Fast Fashion: Jebakan Nyata Eksploitasi Perempuan

Benarkah perempuan lebih suka belanja dibandingkan laki-laki? Pertanyaan ini terbantahkan lewat riset tahun 2022 yang dirilis oleh Kredivo dan Katadata Insight Center bahwa laki-laki lebih mendominasi transaksi e-commerce di Indonesia. Persentase jumlah transaksi belanja online yang dilakukan oleh laki-laki mencapai 62 persen, sementara perempuan berada di angka 38 persen. Dominasi laki-laki di transaksi e-commerce juga terjadi di negara-negara lain, seperti Amerika Serikat.

Sedangkan produk yang paling banyak dibeli sepanjang tahun 2019 adalah produk fashion dan kecantikan, di mana dalam setahun, perempuan bertransaksi dua kali lipat lebih sering dibandingkan laki-laki untuk fashion dan aksesorisnya. Tidak dapat dipungkiri, perempuan memiliki tren fashion beserta aksesoris yang silih berganti dengan cepat. Beberapa dari mereka tidak ingin terlewat tren begitu saja, karena menganggap bahwa fashion style dapat meningkatkan rasa percaya diri.

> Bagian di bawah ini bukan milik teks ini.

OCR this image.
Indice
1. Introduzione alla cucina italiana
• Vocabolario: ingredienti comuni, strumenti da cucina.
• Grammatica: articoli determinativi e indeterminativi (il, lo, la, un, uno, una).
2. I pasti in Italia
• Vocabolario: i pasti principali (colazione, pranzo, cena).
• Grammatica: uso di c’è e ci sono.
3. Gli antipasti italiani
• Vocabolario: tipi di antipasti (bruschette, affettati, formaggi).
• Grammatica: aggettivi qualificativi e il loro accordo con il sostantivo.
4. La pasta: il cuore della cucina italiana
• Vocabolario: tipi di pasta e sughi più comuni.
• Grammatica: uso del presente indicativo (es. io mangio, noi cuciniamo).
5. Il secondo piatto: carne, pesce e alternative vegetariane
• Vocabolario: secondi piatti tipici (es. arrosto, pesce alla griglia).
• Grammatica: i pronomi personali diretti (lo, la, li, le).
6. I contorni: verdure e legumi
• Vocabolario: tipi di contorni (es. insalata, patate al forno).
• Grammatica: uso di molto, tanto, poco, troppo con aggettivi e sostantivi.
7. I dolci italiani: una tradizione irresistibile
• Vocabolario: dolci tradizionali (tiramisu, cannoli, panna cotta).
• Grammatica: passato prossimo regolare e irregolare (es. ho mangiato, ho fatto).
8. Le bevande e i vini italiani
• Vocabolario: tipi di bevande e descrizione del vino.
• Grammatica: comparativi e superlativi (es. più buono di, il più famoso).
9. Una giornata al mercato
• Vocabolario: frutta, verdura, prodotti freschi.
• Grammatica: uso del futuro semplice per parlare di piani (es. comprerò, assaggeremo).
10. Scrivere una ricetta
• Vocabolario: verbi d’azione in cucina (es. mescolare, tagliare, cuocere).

Stigma Kalau Perempuan Doyan Belanja

Pada beberapa kasus, perempuan masih dianggap doyan belanja. Misal, “kalau istri ngambek, ajak aja ke mall, pasti sembuh.” Anggapan ini tidak sedikit membuat perempuan yang awalnya tidak hobi berbelanja menjadi terdorong untuk belanja karena menilai berbelanja dapat meningkatkan mood. Walaupun memang ada pula perempuan (maupun laki-laki) yang sengaja berbelanja baju banyak-banyak, setiap bulan bajunya baru terus. Alasannya beragam, ada yang mau pamer, adapula karena merasa malu kalau bajunya itu-tu saja tiap kali posting Instagram.

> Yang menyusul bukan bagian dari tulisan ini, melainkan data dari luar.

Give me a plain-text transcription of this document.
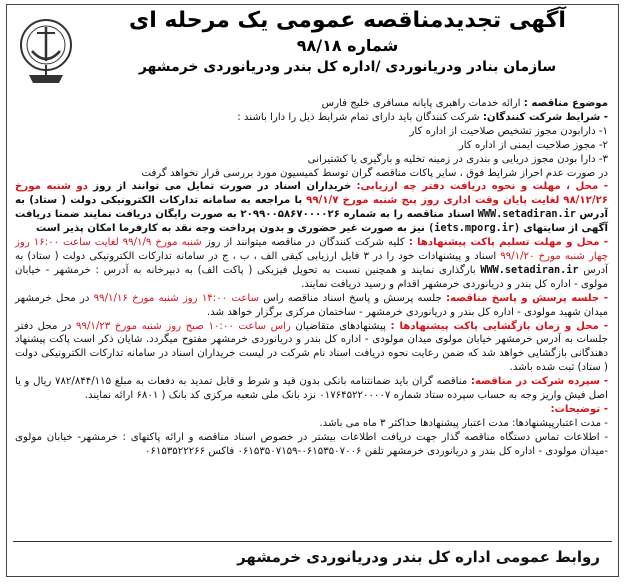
آگهی تجدیدمناقصه عمومی یک مرحله ای
شماره ۹۸/۱۸
سازمان بنادر ودریانوردی /اداره کل بندر ودریانوردی خرمشهر

موضوع مناقصه : ارائه خدمات راهبری پایانه مسافری خلیج فارس

- شرایط شرکت کنندگان: شرکت کنندگان باید دارای تمام شرایط ذیل را دارا باشند :

۱- دارابودن مجوز تشخیص صلاحیت از اداره کار

۲- مجوز صلاحیت ایمنی از اداره کار

۳- دارا بودن مجوز دریایی و بندری در زمینه تخلیه و بارگیری یا کشتیرانی

در صورت عدم احراز شرایط فوق ، سایر پاکات مناقصه گران توسط کمیسیون مورد بررسی قرار نخواهد گرفت

- محل ، مهلت و نحوه دریافت دفتر چه ارزیابی: خریداران اسناد در صورت تمایل می توانند از روز دو شنبه مورخ ۹۸/۱۲/۲۶ لغایت پایان وقت اداری روز پنج شنبه مورخ ۹۹/۱/۷ با مراجعه به سامانه تدارکات الکترونیکی دولت ( ستاد) به آدرس WWW.setadiran.ir اسناد مناقصه را به شماره ۲۰۹۹۰۰۵۸۶۷۰۰۰۰۲۶ به صورت رایگان دریافت نمایند ضمنا دریافت آگهی از سایتهای (iets.mporg.ir) نیز به صورت غیر حضوری و بدون پرداخت وجه نقد به کارفرما امکان پذیر است

- محل و مهلت تسلیم پاکت پیشنهادها : کلیه شرکت کنندگان در مناقصه میتوانند از روز شنبه مورخ ۹۹/۱/۹ لغایت ساعت ۱۶:۰۰ روز چهار شنبه مورخ ۹۹/۱/۲۰ اسناد و پیشنهادات خود را در ۳ فایل ارزیابی کیفی الف ، ب ، ج در سامانه تدارکات الکترونیکی دولت ( ستاد) به آدرس WWW.setadiran.ir بارگذاری نمایند و همچنین نسبت به تحویل فیزیکی ( پاکت الف) به دبیرخانه به آدرس : خرمشهر - خیابان مولوی - اداره کل بندر و دریانوردی خرمشهر اقدام و رسید دریافت نمایند.

- جلسه پرسش و پاسخ مناقصه: جلسه پرسش و پاسخ اسناد مناقصه راس ساعت ۱۴:۰۰ روز شنبه مورخ ۹۹/۱/۱۶ در محل خرمشهر میدان شهید مولودی - اداره کل بندر و دریانوردی خرمشهر - ساختمان مرکزی برگزار خواهد شد.

- محل و زمان بازگشایی پاکت پیشنهادها : پیشنهادهای متقاضیان راس ساعت ۱۰:۰۰ صبح روز شنبه مورخ ۹۹/۱/۲۳ در محل دفتر جلسات به آدرس خرمشهر خیابان مولوی میدان مولودی - اداره کل بندر و دریانوردی خرمشهر مفتوح میگردد. شایان ذکر است پاکت پیشنهاد دهندگانی بازگشایی خواهد شد که ضمن رعایت نحوه دریافت اسناد نام شرکت در لیست خریداران اسناد در سامانه تدارکات الکترونیکی دولت ( ستاد) ثبت شده باشد.

- سپرده شرکت در مناقصه: مناقصه گران باید ضمانتنامه بانکی بدون قید و شرط و قابل تمدید به دفعات به مبلغ ۷۸۲/۸۴۴/۱۱۵ ریال و یا اصل فیش واریز وجه به حساب سپرده ستاد شماره ۰۱۷۶۴۵۲۲۰۰۰۰۷ نزد بانک ملی شعبه مرکزی کد بانک ( ۶۸۰۱ ارائه نمایند.

- توضیحات:

- مدت اعتبارپیشنهادها: مدت اعتبار پیشنهادها حداکثر ۳ ماه می باشد.

- اطلاعات تماس دستگاه مناقصه گذار جهت دریافت اطلاعات بیشتر در خصوص اسناد مناقصه و ارائه پاکتهای : خرمشهر- خیابان مولوی -میدان مولودی - اداره کل بندر و دریانوردی خرمشهر تلفن ۰۶۱۵۳۵۰۷۰۰۶-۰۶۱۵۳۵۰۷۱۵۹ فاکس ۰۶۱۵۳۵۲۲۲۶۶

روابط عمومی اداره کل بندر ودریانوردی خرمشهر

Selain karena sifat tertentu pada pribadi seorang perempuan, namun stigma masyarakat yang bilang kalau perempuan doyan belanja inilah yang berakibat pada merebaknya industri fesyen. Produsen mana yang tidak memanfaatkan peluang pasar seperti ini. Maka terjadilah produksi besar-besaran super cepat dan mode yang selalu up-to-date dengan bahan berkualitas rendah. Fenomena ini biasa kita kenal dengan sebutan fast fashion.

Dampak Fast Fashion

Kemunculan fast fashion tidak hanya berdampak buruk untuk lingkungan yang dalam setahun telah menyumbang emisi Karbon hingga 1.715 juta ton, 72 juta ton limbah dan sampah, dan menghabiskan hingga 79 miliar kubik air bersih. Namun juga berdampak pada eksploitasi jutaan buruh dan pekerja di bawah umur. Misalnya, pabrik yang membuat pakaian untuk Zara di Myanmar mempekerjakan pekerja yang harus bekerja 66 jam seminggu. Pekerja H&M di India dan Sri Lanka, buruh perempuannya selain tertekan oleh jam lembur tanpa upah, juga ancaman kekerasan seksual di tempat kerja.

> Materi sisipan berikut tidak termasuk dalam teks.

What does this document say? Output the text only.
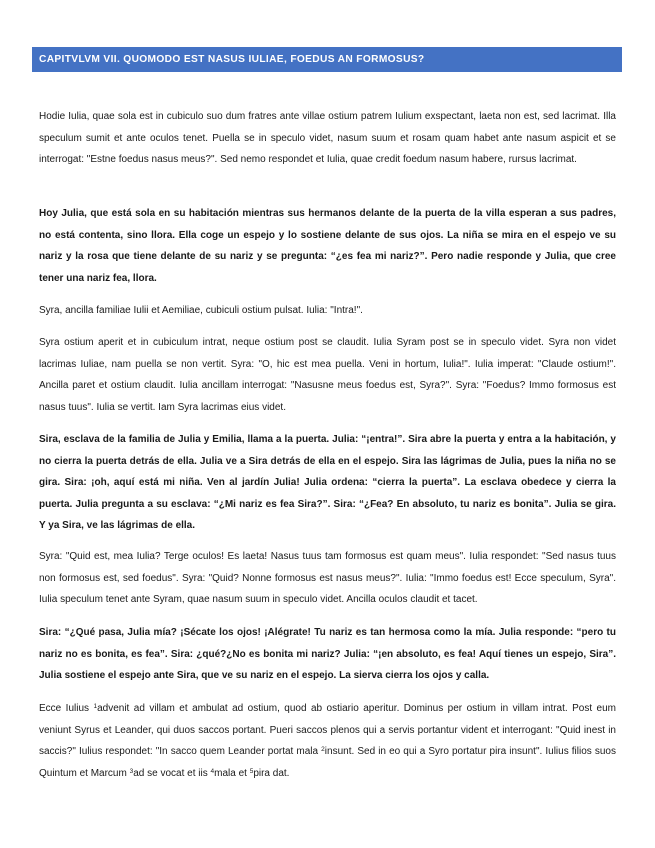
CAPITVLVM VII. QUOMODO EST NASUS IULIAE, FOEDUS AN FORMOSUS?

Hodie Iulia, quae sola est in cubiculo suo dum fratres ante villae ostium patrem Iulium exspectant, laeta non est, sed lacrimat. Illa speculum sumit et ante oculos tenet. Puella se in speculo videt, nasum suum et rosam quam habet ante nasum aspicit et se interrogat: "Estne foedus nasus meus?". Sed nemo respondet et Iulia, quae credit foedum nasum habere, rursus lacrimat.

Hoy Julia, que está sola en su habitación mientras sus hermanos delante de la puerta de la villa esperan a sus padres, no está contenta, sino llora. Ella coge un espejo y lo sostiene delante de sus ojos. La niña se mira en el espejo ve su nariz y la rosa que tiene delante de su nariz y se pregunta: “¿es fea mi nariz?”. Pero nadie responde y Julia, que cree tener una nariz fea, llora.

Syra, ancilla familiae Iulii et Aemiliae, cubiculi ostium pulsat. Iulia: "Intra!".

Syra ostium aperit et in cubiculum intrat, neque ostium post se claudit. Iulia Syram post se in speculo videt. Syra non videt lacrimas Iuliae, nam puella se non vertit. Syra: "O, hic est mea puella. Veni in hortum, Iulia!". Iulia imperat: "Claude ostium!". Ancilla paret et ostium claudit. Iulia ancillam interrogat: "Nasusne meus foedus est, Syra?". Syra: "Foedus? Immo formosus est nasus tuus". Iulia se vertit. Iam Syra lacrimas eius videt.

Sira, esclava de la familia de Julia y Emilia, llama a la puerta. Julia: “¡entra!”. Sira abre la puerta y entra a la habitación, y no cierra la puerta detrás de ella. Julia ve a Sira detrás de ella en el espejo. Sira las lágrimas de Julia, pues la niña no se gira. Sira: ¡oh, aquí está mi niña. Ven al jardín Julia! Julia ordena: “cierra la puerta”. La esclava obedece y cierra la puerta. Julia pregunta a su esclava: “¿Mi nariz es fea Sira?”. Sira: “¿Fea? En absoluto, tu nariz es bonita”. Julia se gira. Y ya Sira, ve las lágrimas de ella.

Syra: "Quid est, mea Iulia? Terge oculos! Es laeta! Nasus tuus tam formosus est quam meus". Iulia respondet: "Sed nasus tuus non formosus est, sed foedus". Syra: "Quid? Nonne formosus est nasus meus?". Iulia: "Immo foedus est! Ecce speculum, Syra". Iulia speculum tenet ante Syram, quae nasum suum in speculo videt. Ancilla oculos claudit et tacet.

Sira: “¿Qué pasa, Julia mía? ¡Sécate los ojos! ¡Alégrate! Tu nariz es tan hermosa como la mía. Julia responde: “pero tu nariz no es bonita, es fea”. Sira: ¿qué?¿No es bonita mi nariz? Julia: “¡en absoluto, es fea! Aquí tienes un espejo, Sira”. Julia sostiene el espejo ante Sira, que ve su nariz en el espejo. La sierva cierra los ojos y calla.

Ecce Iulius $^1$advenit ad villam et ambulat ad ostium, quod ab ostiario aperitur. Dominus per ostium in villam intrat. Post eum veniunt Syrus et Leander, qui duos saccos portant. Pueri saccos plenos qui a servis portantur vident et interrogant: "Quid inest in saccis?" Iulius respondet: "In sacco quem Leander portat mala $^2$insunt. Sed in eo qui a Syro portatur pira insunt". Iulius filios suos Quintum et Marcum $^3$ad se vocat et iis $^4$mala et $^5$pira dat.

Baca Juga  Tren Mode Cepat yang Merusak Lingkungan

Buruh perempuan (lagi-lagi) menjadi sasaran empuk untuk dieksploitasi. Selain itu, buruh perempuan yang bekerja di industri fast fashion juga tidak terlindungi kesehatannya. Buruh perempuan kembali mendapat ancaman penyakit akibat penggunaan bahan kimia yang sama sekali tidak ramah lingkungan. Perempuan yang setiap bulannya harus menanggung dismenore, perempuan pula yang mengandung, melahirkan, dan menyusui. Namun, tubuhnya yang terus menerus kuat bertahan akan gempuran alamiah, juga harus berjuang pada masalah sistematik di lingkungan kerja.

Pun, keberadaan pimpinan perempuan di perusahaan fesyen terkemuka masih terbilang kecil, hanya 25% saja. Padahal, kehadiran perempuan sebagai pemimpin untuk buruh perempuan itu sendiri tidaklah kalah pentingnya untuk menyuarakan pendapat berdasarkan kedekatan gender.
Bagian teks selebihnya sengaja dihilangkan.